Unconventional oil is environmentally damaging, much worse than conventional oil. The Alberta tar sands are hugely environmentally destructive, deepwater oil gave us the massive BP oil spill in 2011, and fracking continues to cause earthquakes, poisoned water, and methane leaks. And the climate implications are ominous indeed, as unconventional oil is substantially worse for the climate than conventional oil. Gasoline from the Alberta tar sands and “heavy oil” won’t turn your Prius into a Hummer, but it does substantially increase carbon emissions. Unconventional oil also has a much lower EROEI (energy return on energy invested) than oil from conventional wells, so it is clear that it’s going to be damaging to the climate.
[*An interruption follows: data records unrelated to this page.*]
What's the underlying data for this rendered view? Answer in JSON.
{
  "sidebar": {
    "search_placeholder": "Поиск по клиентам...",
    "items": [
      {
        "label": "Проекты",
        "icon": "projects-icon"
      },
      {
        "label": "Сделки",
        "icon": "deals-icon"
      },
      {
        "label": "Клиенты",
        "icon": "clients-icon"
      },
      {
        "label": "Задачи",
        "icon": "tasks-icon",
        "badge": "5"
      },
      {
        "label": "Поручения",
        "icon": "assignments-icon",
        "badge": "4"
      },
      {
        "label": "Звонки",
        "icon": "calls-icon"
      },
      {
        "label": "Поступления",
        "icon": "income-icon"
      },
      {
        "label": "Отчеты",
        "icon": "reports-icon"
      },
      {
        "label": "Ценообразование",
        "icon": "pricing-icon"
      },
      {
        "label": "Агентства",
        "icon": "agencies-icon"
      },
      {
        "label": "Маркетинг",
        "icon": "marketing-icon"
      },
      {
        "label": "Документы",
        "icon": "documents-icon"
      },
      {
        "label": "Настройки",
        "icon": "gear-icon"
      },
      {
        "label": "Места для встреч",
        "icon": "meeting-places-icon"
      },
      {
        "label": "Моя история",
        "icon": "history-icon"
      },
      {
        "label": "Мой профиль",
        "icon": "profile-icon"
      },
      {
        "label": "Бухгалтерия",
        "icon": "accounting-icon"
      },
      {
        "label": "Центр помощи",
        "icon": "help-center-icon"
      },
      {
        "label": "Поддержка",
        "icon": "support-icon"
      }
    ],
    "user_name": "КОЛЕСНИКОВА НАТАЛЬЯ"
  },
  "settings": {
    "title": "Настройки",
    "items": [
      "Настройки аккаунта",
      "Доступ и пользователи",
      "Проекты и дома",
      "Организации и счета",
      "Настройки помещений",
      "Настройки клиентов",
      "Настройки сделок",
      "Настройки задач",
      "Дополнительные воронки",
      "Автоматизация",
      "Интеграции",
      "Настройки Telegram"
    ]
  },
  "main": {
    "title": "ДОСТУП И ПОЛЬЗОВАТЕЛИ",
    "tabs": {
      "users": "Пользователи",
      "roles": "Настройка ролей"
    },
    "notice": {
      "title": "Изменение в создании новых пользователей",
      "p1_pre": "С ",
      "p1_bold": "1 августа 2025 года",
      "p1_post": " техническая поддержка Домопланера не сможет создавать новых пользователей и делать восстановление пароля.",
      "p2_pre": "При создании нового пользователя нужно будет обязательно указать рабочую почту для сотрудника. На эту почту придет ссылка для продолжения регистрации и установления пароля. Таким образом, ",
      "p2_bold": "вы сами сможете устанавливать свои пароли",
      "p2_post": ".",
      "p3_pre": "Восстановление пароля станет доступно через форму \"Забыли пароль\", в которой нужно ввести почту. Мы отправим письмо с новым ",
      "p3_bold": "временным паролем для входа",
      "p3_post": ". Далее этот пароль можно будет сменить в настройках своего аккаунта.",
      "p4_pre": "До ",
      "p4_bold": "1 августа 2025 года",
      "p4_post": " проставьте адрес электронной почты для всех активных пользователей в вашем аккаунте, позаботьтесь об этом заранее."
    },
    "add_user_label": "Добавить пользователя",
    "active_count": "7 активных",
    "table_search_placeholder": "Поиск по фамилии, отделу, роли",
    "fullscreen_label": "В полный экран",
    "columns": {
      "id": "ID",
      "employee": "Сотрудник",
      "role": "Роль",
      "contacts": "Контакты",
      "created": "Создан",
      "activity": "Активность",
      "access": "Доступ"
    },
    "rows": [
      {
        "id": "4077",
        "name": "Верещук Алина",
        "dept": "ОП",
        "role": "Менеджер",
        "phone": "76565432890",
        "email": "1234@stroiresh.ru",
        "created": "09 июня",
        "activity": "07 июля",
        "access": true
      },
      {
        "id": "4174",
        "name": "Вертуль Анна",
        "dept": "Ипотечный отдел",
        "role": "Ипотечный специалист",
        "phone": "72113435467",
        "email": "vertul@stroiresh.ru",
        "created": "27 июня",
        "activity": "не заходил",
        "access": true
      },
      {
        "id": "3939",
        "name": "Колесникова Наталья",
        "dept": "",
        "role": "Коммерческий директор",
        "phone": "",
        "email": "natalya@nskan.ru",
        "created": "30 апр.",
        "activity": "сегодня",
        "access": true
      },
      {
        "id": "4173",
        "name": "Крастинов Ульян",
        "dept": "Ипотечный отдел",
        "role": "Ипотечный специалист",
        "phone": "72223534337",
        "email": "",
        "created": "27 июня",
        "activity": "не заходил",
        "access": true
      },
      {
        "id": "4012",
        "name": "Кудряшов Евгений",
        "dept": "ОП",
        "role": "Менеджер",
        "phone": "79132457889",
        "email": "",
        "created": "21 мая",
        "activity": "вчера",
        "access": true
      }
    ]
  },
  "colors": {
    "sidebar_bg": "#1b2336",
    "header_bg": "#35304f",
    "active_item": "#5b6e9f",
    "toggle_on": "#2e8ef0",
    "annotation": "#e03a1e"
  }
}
Unconventional oil has another problem, related to its lower EROEI; it’s a lot more expensive. The only reason we’ve had this huge growth in unconventional oil is because from 2010 to 2014 prices have been relatively high, around $80 to $100 a barrel. This, in turn, was made possible by “quantitative easing,” a complicated and expensive financial scheme to stimulate the economy adopted in the wake of the Great Recession. But in 2014, the Federal Reserve stopped “quantitative easing” and guess what? Oil prices promptly crashed.
This may just be a coincidence, and low oil prices aren’t a bad thing for consumers, but a lot of these American oil producers are being left high and dry, and unless prices come back pretty soon, we may soon see an increasing stream of bankruptcies in the oil business. When the dust settles, it may turn out that unconventional oil is not only too expensive environmentally, but for our pocketbooks as well.
According to Art Berman’s chart above, “conventional” oil looks to have peaked for good in January 2011 at 86.2 mbpd (million barrels per day). It is now about 84 mbpd. But you can slice and dice the statistics many different ways depending on what oil you count as “conventional.” Euan Mearns counts much of the other expensive oil as “unconventional” and puts the current peak of conventional oil as even less, at just over 74 mbpd. We will likely not see much or any increase in conventional oil at all. Instead, if we see oil production increasing at all, we will see a growth in unconventional oil, with its serious climate change and other environmental implications.
Yes, we have plenty of oil at the moment, but that’s because of unconventional oil. If we are to continue to maintain and even increase our oil supplies, it will be at the cost of the economy, the environment, and possibly our planetary future. There may be something worse than hitting peak oil, and that’s not hitting peak oil. We are “awash” in oil, but we are also “awash” in its consequences.